The increase of outdoor air can dilute SARS-CoV-2’s concentration if it’s airborne. Minimum ventilation rates haven’t been established yet for building operations where infected people might be present. With that said, it hasn’t been determined whether the increase of ventilation rates over ASHRAE minimums could actually reduce the transmission of disease. National ventilation hasn’t been evaluated for SARS-CoV-2.
Distribution of Air
Research suggests that air, once discharged, that circulates inside spaces could establish if exposure is enough to stimulate disease. For instance, FCUs that are wall-mounted are capable of discharging air into breathing zones, which could direct the virus to another occupant. Relative pressurization is also capable of spreading or containing contamination. There is a lack of field data about the effect of air distribution when it comes to exposure of COVID-19.

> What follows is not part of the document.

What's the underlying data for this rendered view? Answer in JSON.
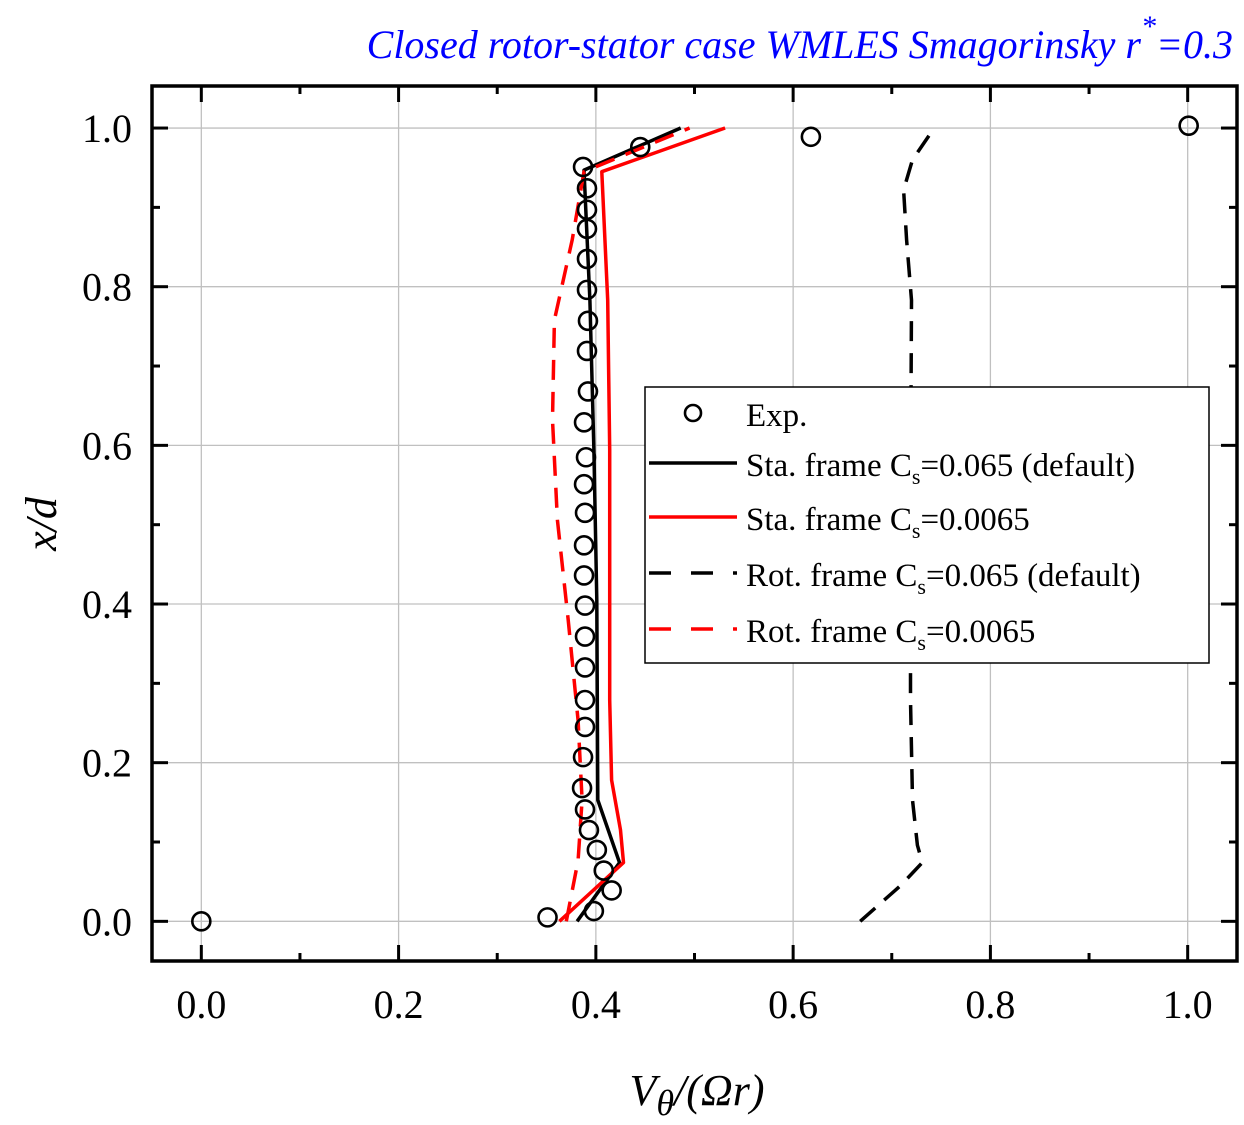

Reports of sampled surfaces within HVAC systems that were recirculating were recently reported. According to the data, a pre-filter (MERV 10) minimized the quantity of COVID-19 that was deposited by almost 70%. Also, a final filter (MERV 15) might not remove extra viruses. Field data was insufficient with regards to filter selection and COVID-19. However, filtration inside an area (for instance, compact HEPA units) can minimize virus exposure inside local spaces with appropriate placement and design.
While ultraviolet light can potentially minimize virus exposure inside certain situations, a lack of data is available to back up widespread application.
Control of Humidity
Coronaviruses have the potential to survive longer. Occupants are therefore more vulnerable to respiratory infections inside dry conditions. While SARS-CoV-2 initially spread within areas with dry conditions (such as during winter), community spread also happened in humid places (like southern hemispheres and tropical climates in the summertime). Continuous high COVID-19 rates in the USA this past summer suggest that levels of humidity are not a relevant factor. The available information doesn’t support humidification if the RH happens to be under 40%, as far as controlling COVID-19 goes.
COVID-19 was discovered in urine and feces, making sewage and sewer gas a potential exposure source. Further studies are required to establish impactful strategies capable of preventing occupants from becoming infected.
COVID-19 was found on surfaces within HVAC systems that were recirculating air. However, it is unclear if the virus is capable of contaminating the airstream.